Security personnel who searched Javokhirbek's residence found a computer that he used to contact leaders of that group, said authorities, adding that they found a shotgun, a subscriber identity module (SIM) card with a Turkish number, and 32 disks of extremist material.

"Through him, we got wind of a terrorist group that, on the eve of Independence Day [August 31], was plotting terrorist attacks in Bishkek and in [the rest of] Chui Province," State National Security Committee (GKNB) spokesman Ulanbek Jalildinov told Caravanserai.

4 more suspects nabbed or killed

However, authorities still had four more suspects to pursue. They caught one, identified only, as M. B., August 28 in Jayyl District, said Jalildinov.

M. B. had a revolver, ammunition in different calibres, magazines for a Makarov pistol and various electronic storage devices in his car and his residence, added Jalildinov.

"Twenty-hours later, the night of August 28-29, we determined the location of the last three members," said Jalildinov, identifying them as T. I., J. J. and K. D.

The trio, holed up in a hide-out in Jayyl District, Chui Province, "were offered the chance to surrender ... but opened fire instead", said Jalildinov.

Security forces killed two of them in the resulting gun battle and injured J. J., who is awaiting interrogation in a hospital when his condition improves. The GKNB suffered no casualties.

Plans to disrupt a national celebration

The five suspects were plotting to commit an armed attack and to use improvised explosive devices (IEDs) against Kyrgyz celebrating Independence Day in Bishkek and the rest of Chui Province, say authorities.

Javokhirbek and his accused confederates are not alone in endangering the country, predict authorities.

"More than 700 young people have left Kyrgyzstan for Syria, Afghanistan and Iraq [since 2011]," Bishkek-based security analyst Artur Medetbekov told Kyrgyz-language Kun Chekit radio in an interview in August. "Some of them have fled those countries ... and are returning home. Some are coming in secret."

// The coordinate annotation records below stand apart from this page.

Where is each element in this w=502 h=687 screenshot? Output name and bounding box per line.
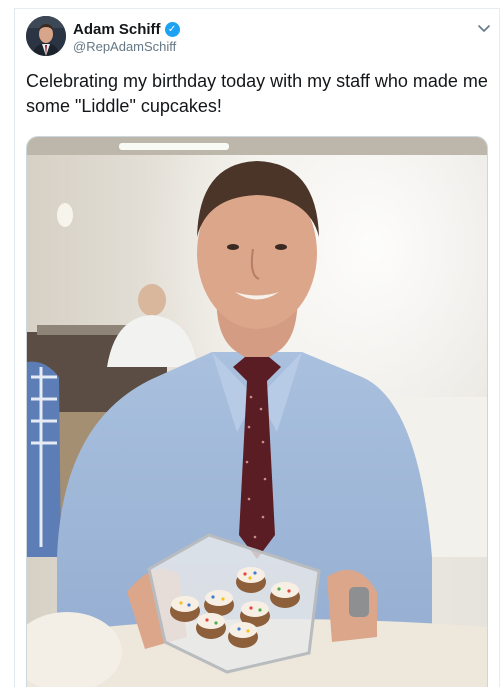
author-handle[interactable]: @RepAdamSchiff	[73, 39, 176, 54]
author-display-name[interactable]: Adam Schiff	[73, 21, 161, 38]
avatar[interactable]	[26, 16, 66, 56]
author-name-row[interactable]: Adam Schiff ✓	[73, 21, 180, 38]
verified-badge-icon: ✓	[164, 22, 180, 37]
tweet-text: Celebrating my birthday today with my st…	[26, 71, 488, 116]
chevron-down-icon[interactable]	[476, 22, 492, 34]
tweet-photo[interactable]	[26, 136, 488, 687]
tweet-photo-image	[27, 137, 487, 687]
avatar-image	[26, 16, 66, 56]
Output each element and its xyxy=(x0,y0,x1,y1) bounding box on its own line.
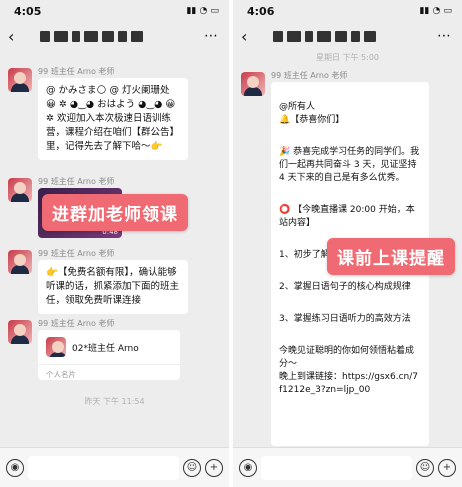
voice-icon[interactable]: ◉ xyxy=(6,458,24,477)
avatar[interactable] xyxy=(8,68,32,92)
input-bar: ◉ ☺ + xyxy=(0,447,229,487)
sender-name: 99 班主任 Arno 老师 xyxy=(38,319,115,328)
back-icon[interactable]: ‹ xyxy=(241,27,255,46)
emoji-icon[interactable]: ☺ xyxy=(416,458,434,477)
avatar[interactable] xyxy=(8,178,32,202)
status-time: 4:05 xyxy=(14,4,42,18)
avatar[interactable] xyxy=(8,250,32,274)
message-input[interactable] xyxy=(28,455,179,480)
contact-card[interactable]: 02*班主任 Arno 个人名片 xyxy=(38,330,180,380)
chat-title-blurred xyxy=(40,30,143,42)
reminder-link-text: 今晚见证聪明的你如何领悟粘着成分～ 晚上到课链接：https://gsx6.cn… xyxy=(279,346,418,395)
message-bubble-free-spots[interactable]: 👉【免费名额有限】，确认能够听课的话，抓紧添加下面的班主任，领取免费听课连接 xyxy=(38,260,188,314)
sender-name: 99 班主任 Arno 老师 xyxy=(38,177,115,186)
avatar[interactable] xyxy=(8,320,32,344)
reminder-header: @所有人 🔔【恭喜你们】 xyxy=(279,102,345,125)
reminder-congrats: 🎉 恭喜完成学习任务的同学们。我们一起再共同奋斗 3 天，见证坚持 4 天下来的… xyxy=(279,147,420,183)
plus-icon[interactable]: + xyxy=(438,458,456,477)
more-options-icon[interactable]: ⋯ xyxy=(437,28,452,44)
chat-header: ‹ ⋯ xyxy=(0,22,229,50)
contact-card-top: 02*班主任 Arno xyxy=(38,330,180,364)
message-timestamp: 星期日 下午 5:00 xyxy=(315,53,380,62)
welcome-text: 😀 ✲ ◕‿◕ おはよう ◕‿◕ 😀✲ 欢迎加入本次极速日语训练营，课程介绍在咱… xyxy=(46,99,180,152)
plus-icon[interactable]: + xyxy=(205,458,223,477)
reminder-item-2: 2、掌握日语句子的核心构成规律 xyxy=(279,282,411,292)
contact-card-label: 个人名片 xyxy=(38,364,180,384)
status-icons: ▮▮ ◔ ▭ xyxy=(419,6,452,16)
voice-icon[interactable]: ◉ xyxy=(239,458,257,477)
status-time: 4:06 xyxy=(247,4,275,18)
message-bubble-welcome[interactable]: @ かみさま🌕 @ 灯火阑珊处 😀 ✲ ◕‿◕ おはよう ◕‿◕ 😀✲ 欢迎加入… xyxy=(38,78,188,160)
reminder-item-3: 3、掌握练习日语听力的高效方法 xyxy=(279,314,411,324)
overlay-caption: 课前上课提醒 xyxy=(327,238,455,275)
sender-name: 99 班主任 Arno 老师 xyxy=(38,67,115,76)
chat-title-blurred xyxy=(273,30,376,42)
overlay-caption: 进群加老师领课 xyxy=(42,194,188,231)
chat-area: 星期日 下午 5:00 99 班主任 Arno 老师 @所有人 🔔【恭喜你们】 … xyxy=(233,50,462,447)
input-bar: ◉ ☺ + xyxy=(233,447,462,487)
back-icon[interactable]: ‹ xyxy=(8,27,22,46)
status-icons: ▮▮ ◔ ▭ xyxy=(186,6,219,16)
chat-header: ‹ ⋯ xyxy=(233,22,462,50)
status-bar: 4:05 ▮▮ ◔ ▭ xyxy=(0,0,229,22)
reminder-live-class: ⭕ 【今晚直播课 20:00 开始，本站内容】 xyxy=(279,205,415,228)
mention-line: @ かみさま🌕 @ 灯火阑珊处 xyxy=(46,85,170,96)
sender-name: 99 班主任 Arno 老师 xyxy=(271,71,348,80)
avatar[interactable] xyxy=(241,72,265,96)
sender-name: 99 班主任 Arno 老师 xyxy=(38,249,115,258)
message-timestamp: 昨天 下午 11:54 xyxy=(84,397,145,406)
status-bar: 4:06 ▮▮ ◔ ▭ xyxy=(233,0,462,22)
message-input[interactable] xyxy=(261,455,412,480)
chat-area: 99 班主任 Arno 老师 @ かみさま🌕 @ 灯火阑珊处 😀 ✲ ◕‿◕ お… xyxy=(0,50,229,447)
emoji-icon[interactable]: ☺ xyxy=(183,458,201,477)
contact-name: 02*班主任 Arno xyxy=(72,343,139,354)
left-phone-screen: 4:05 ▮▮ ◔ ▭ ‹ ⋯ 99 班主任 Arno 老师 @ かみさま🌕 @… xyxy=(0,0,229,487)
contact-avatar xyxy=(46,337,66,357)
right-phone-screen: 4:06 ▮▮ ◔ ▭ ‹ ⋯ 星期日 下午 5:00 99 班主任 Arno … xyxy=(233,0,462,487)
more-options-icon[interactable]: ⋯ xyxy=(204,28,219,44)
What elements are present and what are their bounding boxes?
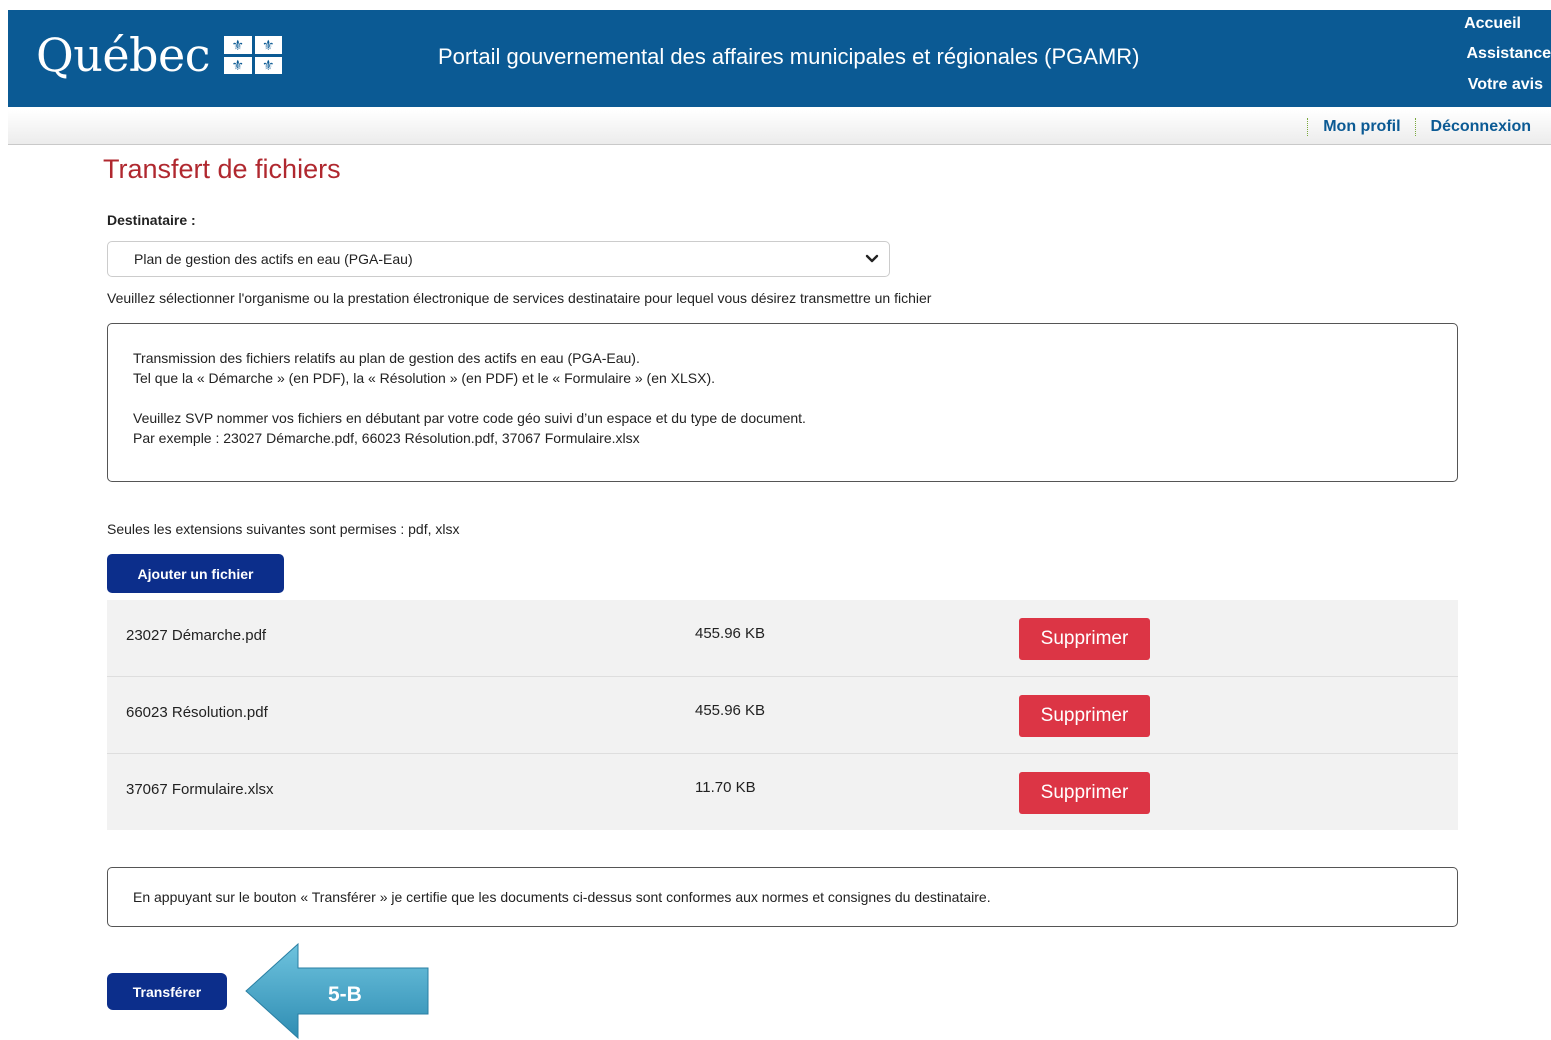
callout-label: 5-B	[328, 983, 362, 1007]
recipient-select[interactable]: Plan de gestion des actifs en eau (PGA-E…	[107, 241, 890, 277]
nav-accueil[interactable]: Accueil	[1464, 14, 1521, 34]
recipient-selected-value: Plan de gestion des actifs en eau (PGA-E…	[134, 251, 413, 267]
file-name: 66023 Résolution.pdf	[126, 704, 268, 721]
info-line: Tel que la « Démarche » (en PDF), la « R…	[133, 368, 1457, 388]
allowed-extensions-note: Seules les extensions suivantes sont per…	[107, 521, 460, 537]
user-nav: Mon profil Déconnexion	[1293, 110, 1531, 144]
info-line: Par exemple : 23027 Démarche.pdf, 66023 …	[133, 428, 1457, 448]
file-size: 11.70 KB	[695, 779, 756, 796]
delete-file-button[interactable]: Supprimer	[1019, 772, 1150, 814]
recipient-info-box: Transmission des fichiers relatifs au pl…	[107, 323, 1458, 482]
recipient-help-text: Veuillez sélectionner l'organisme ou la …	[107, 290, 931, 306]
fleur-de-lis-flag-icon: ⚜⚜⚜⚜	[224, 36, 282, 74]
info-line: Transmission des fichiers relatifs au pl…	[133, 348, 1457, 368]
logo-text: Québec	[36, 32, 210, 78]
nav-votre-avis[interactable]: Votre avis	[1468, 75, 1543, 95]
add-file-button[interactable]: Ajouter un fichier	[107, 554, 284, 593]
certification-text: En appuyant sur le bouton « Transférer »…	[133, 889, 991, 905]
recipient-label: Destinataire :	[107, 212, 196, 228]
file-name: 37067 Formulaire.xlsx	[126, 781, 274, 798]
top-nav: Accueil Assistance Votre avis	[1464, 12, 1551, 97]
portal-title: Portail gouvernemental des affaires muni…	[438, 44, 1140, 70]
file-list: 23027 Démarche.pdf 455.96 KB Supprimer 6…	[107, 600, 1458, 830]
logout-link[interactable]: Déconnexion	[1431, 118, 1531, 136]
certification-box: En appuyant sur le bouton « Transférer »…	[107, 867, 1458, 927]
file-name: 23027 Démarche.pdf	[126, 627, 266, 644]
header-banner: Québec ⚜⚜⚜⚜ Portail gouvernemental des a…	[8, 10, 1551, 107]
file-size: 455.96 KB	[695, 702, 765, 719]
transfer-button[interactable]: Transférer	[107, 973, 227, 1010]
profile-link[interactable]: Mon profil	[1323, 118, 1400, 136]
page-title: Transfert de fichiers	[103, 154, 341, 185]
delete-file-button[interactable]: Supprimer	[1019, 695, 1150, 737]
divider	[1415, 118, 1417, 136]
file-size: 455.96 KB	[695, 625, 765, 642]
info-line: Veuillez SVP nommer vos fichiers en débu…	[133, 408, 1457, 428]
file-row: 23027 Démarche.pdf 455.96 KB Supprimer	[107, 600, 1458, 677]
user-bar: Mon profil Déconnexion	[8, 110, 1551, 145]
divider	[1307, 118, 1309, 136]
delete-file-button[interactable]: Supprimer	[1019, 618, 1150, 660]
nav-assistance[interactable]: Assistance	[1467, 44, 1551, 64]
file-row: 66023 Résolution.pdf 455.96 KB Supprimer	[107, 677, 1458, 754]
chevron-down-icon	[863, 250, 881, 268]
quebec-logo[interactable]: Québec ⚜⚜⚜⚜	[36, 32, 282, 78]
file-row: 37067 Formulaire.xlsx 11.70 KB Supprimer	[107, 754, 1458, 830]
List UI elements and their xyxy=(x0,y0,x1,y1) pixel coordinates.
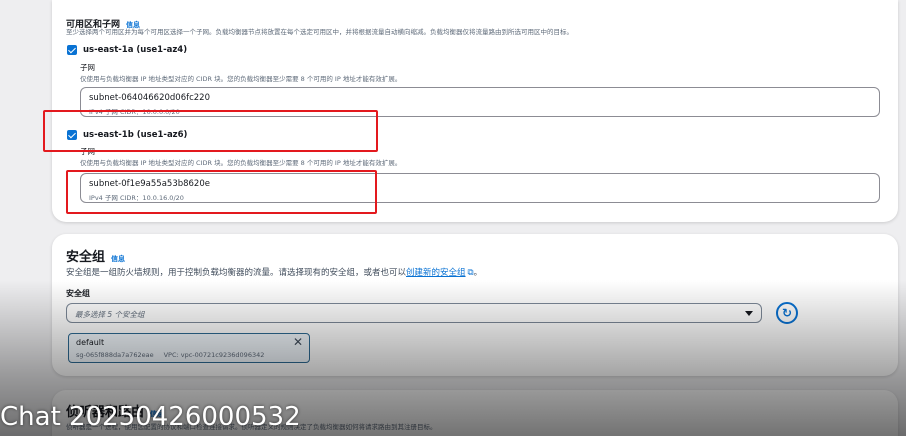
zone-1-subnet-desc: 仅使用与负载均衡器 IP 地址类型对应的 CIDR 块。您的负载均衡器至少需要 … xyxy=(80,75,402,83)
refresh-button[interactable]: ↻ xyxy=(776,302,798,324)
zone-1-subnet-label: 子网 xyxy=(80,63,95,72)
zone-2-subnet-desc: 仅使用与负载均衡器 IP 地址类型对应的 CIDR 块。您的负载均衡器至少需要 … xyxy=(80,159,402,167)
highlight-box-subnet xyxy=(66,170,377,214)
watermark-text: Chat 20250426000532 xyxy=(0,402,301,432)
refresh-icon: ↻ xyxy=(781,306,793,320)
close-icon[interactable]: ✕ xyxy=(293,336,303,348)
caret-down-icon xyxy=(745,311,753,316)
zone-1-label: us-east-1a (use1-az4) xyxy=(83,45,188,55)
zone-1-subnet-id: subnet-064046620d06fc220 xyxy=(89,93,211,103)
az-section-desc: 至少选择两个可用区并为每个可用区选择一个子网。负载均衡器节点将放置在每个选定可用… xyxy=(66,28,573,36)
sg-token-vpc: VPC: vpc-00721c9236d096342 xyxy=(163,351,265,359)
sg-field-label: 安全组 xyxy=(66,289,90,298)
zone-1-checkbox[interactable] xyxy=(67,45,77,55)
sg-info-link[interactable]: 信息 xyxy=(111,255,125,263)
sg-desc-prefix: 安全组是一组防火墙规则，用于控制负载均衡器的流量。请选择现有的安全组，或者也可以 xyxy=(66,268,407,278)
sg-section-desc: 安全组是一组防火墙规则，用于控制负载均衡器的流量。请选择现有的安全组，或者也可以… xyxy=(66,266,482,278)
create-sg-link[interactable]: 创建新的安全组 xyxy=(406,268,466,278)
sg-token-name: default xyxy=(76,338,105,347)
sg-multiselect[interactable]: 最多选择 5 个安全组 xyxy=(66,303,762,323)
sg-placeholder: 最多选择 5 个安全组 xyxy=(75,310,145,319)
sg-section-title: 安全组 xyxy=(66,250,106,265)
sg-token-id: sg-065f888da7a762eae xyxy=(76,351,154,359)
highlight-box-zone xyxy=(43,110,378,152)
sg-section-header: 安全组 信息 xyxy=(66,246,125,265)
sg-desc-suffix: 。 xyxy=(473,268,483,278)
sg-token: default sg-065f888da7a762eae VPC: vpc-007… xyxy=(68,333,310,363)
sg-token-meta: sg-065f888da7a762eae VPC: vpc-00721c9236d… xyxy=(76,351,264,359)
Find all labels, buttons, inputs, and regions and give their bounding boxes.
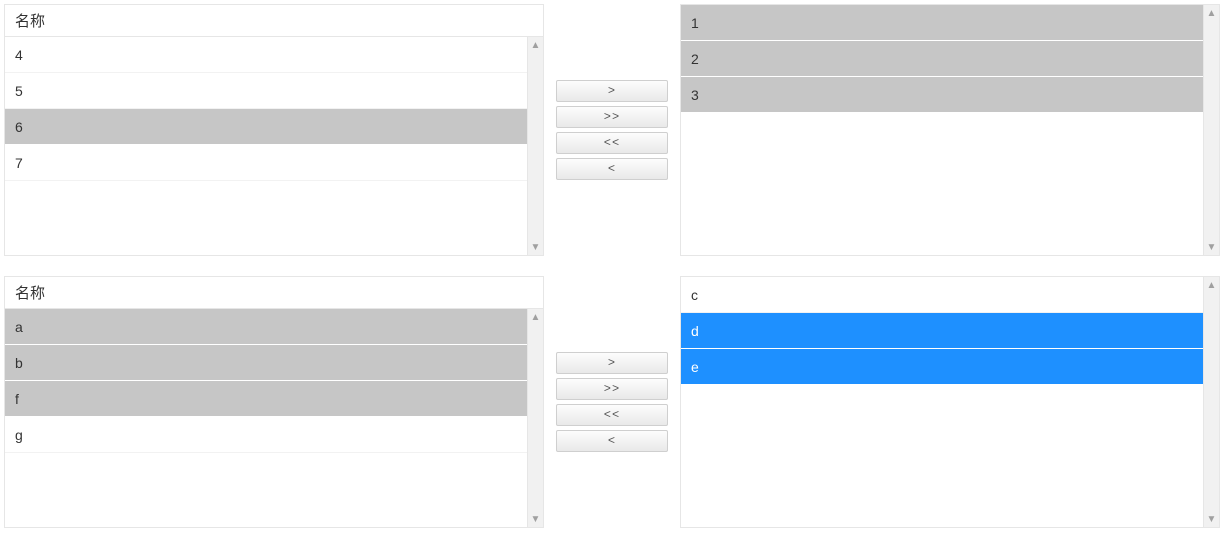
move-left-button[interactable]: < [556,430,668,452]
list-item[interactable]: 2 [681,41,1203,77]
move-all-right-button[interactable]: >> [556,378,668,400]
transfer-1: 名称 4 5 6 7 ▲ ▼ > >> << < 1 2 3 [4,4,1222,256]
list-item[interactable]: b [5,345,527,381]
list-item[interactable]: 5 [5,73,527,109]
left-list-wrapper: a b f g ▲ ▼ [5,309,543,527]
right-panel: 1 2 3 ▲ ▼ [680,4,1220,256]
scroll-up-icon[interactable]: ▲ [1204,277,1219,293]
move-left-button[interactable]: < [556,158,668,180]
left-list-wrapper: 4 5 6 7 ▲ ▼ [5,37,543,255]
right-list: 1 2 3 [681,5,1203,255]
transfer-controls: > >> << < [544,80,680,180]
scroll-down-icon[interactable]: ▼ [1204,239,1219,255]
right-list-wrapper: 1 2 3 ▲ ▼ [681,5,1219,255]
list-item[interactable]: 1 [681,5,1203,41]
left-panel-title: 名称 [15,10,45,31]
list-item[interactable]: c [681,277,1203,313]
right-scrollbar[interactable]: ▲ ▼ [1203,277,1219,527]
move-all-left-button[interactable]: << [556,404,668,426]
list-item[interactable]: f [5,381,527,417]
transfer-2: 名称 a b f g ▲ ▼ > >> << < c d e [4,276,1222,528]
list-item[interactable]: e [681,349,1203,385]
list-item[interactable]: 4 [5,37,527,73]
right-list: c d e [681,277,1203,527]
left-list: a b f g [5,309,527,527]
move-right-button[interactable]: > [556,352,668,374]
scroll-up-icon[interactable]: ▲ [1204,5,1219,21]
right-panel: c d e ▲ ▼ [680,276,1220,528]
left-panel: 名称 4 5 6 7 ▲ ▼ [4,4,544,256]
right-list-wrapper: c d e ▲ ▼ [681,277,1219,527]
list-item[interactable]: a [5,309,527,345]
transfer-controls: > >> << < [544,352,680,452]
move-all-left-button[interactable]: << [556,132,668,154]
left-panel-title: 名称 [15,282,45,303]
list-item[interactable]: g [5,417,527,453]
list-item[interactable]: 3 [681,77,1203,113]
scroll-up-icon[interactable]: ▲ [528,309,543,325]
left-scrollbar[interactable]: ▲ ▼ [527,309,543,527]
scroll-down-icon[interactable]: ▼ [528,511,543,527]
list-item[interactable]: 6 [5,109,527,145]
left-list: 4 5 6 7 [5,37,527,255]
left-panel-header: 名称 [5,5,543,37]
move-all-right-button[interactable]: >> [556,106,668,128]
right-scrollbar[interactable]: ▲ ▼ [1203,5,1219,255]
scroll-up-icon[interactable]: ▲ [528,37,543,53]
scroll-down-icon[interactable]: ▼ [1204,511,1219,527]
left-panel-header: 名称 [5,277,543,309]
scroll-down-icon[interactable]: ▼ [528,239,543,255]
left-scrollbar[interactable]: ▲ ▼ [527,37,543,255]
move-right-button[interactable]: > [556,80,668,102]
list-item[interactable]: 7 [5,145,527,181]
left-panel: 名称 a b f g ▲ ▼ [4,276,544,528]
list-item[interactable]: d [681,313,1203,349]
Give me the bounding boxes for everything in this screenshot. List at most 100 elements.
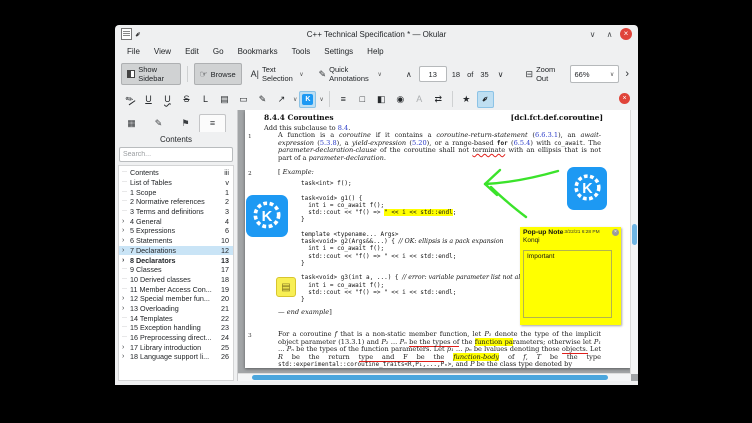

"We see what's going on in Syria, Iraq and other countries," President Almazbek Atambayev said in Osh August 28, according to "People call themselves Muslims and kill innocent people, putting religion in a bad light."

The responsibility for stopping radicalised citizens bent on mayhem is going to fall on other Kyrgyz, not just on law enforcement and NGOs, said Bishkek resident Damira Karabayeva.

For example, ordinary bystanders have to report a suspicious bag or purse that might contain a bomb, she said.

"Our security is in our hands!" she declared.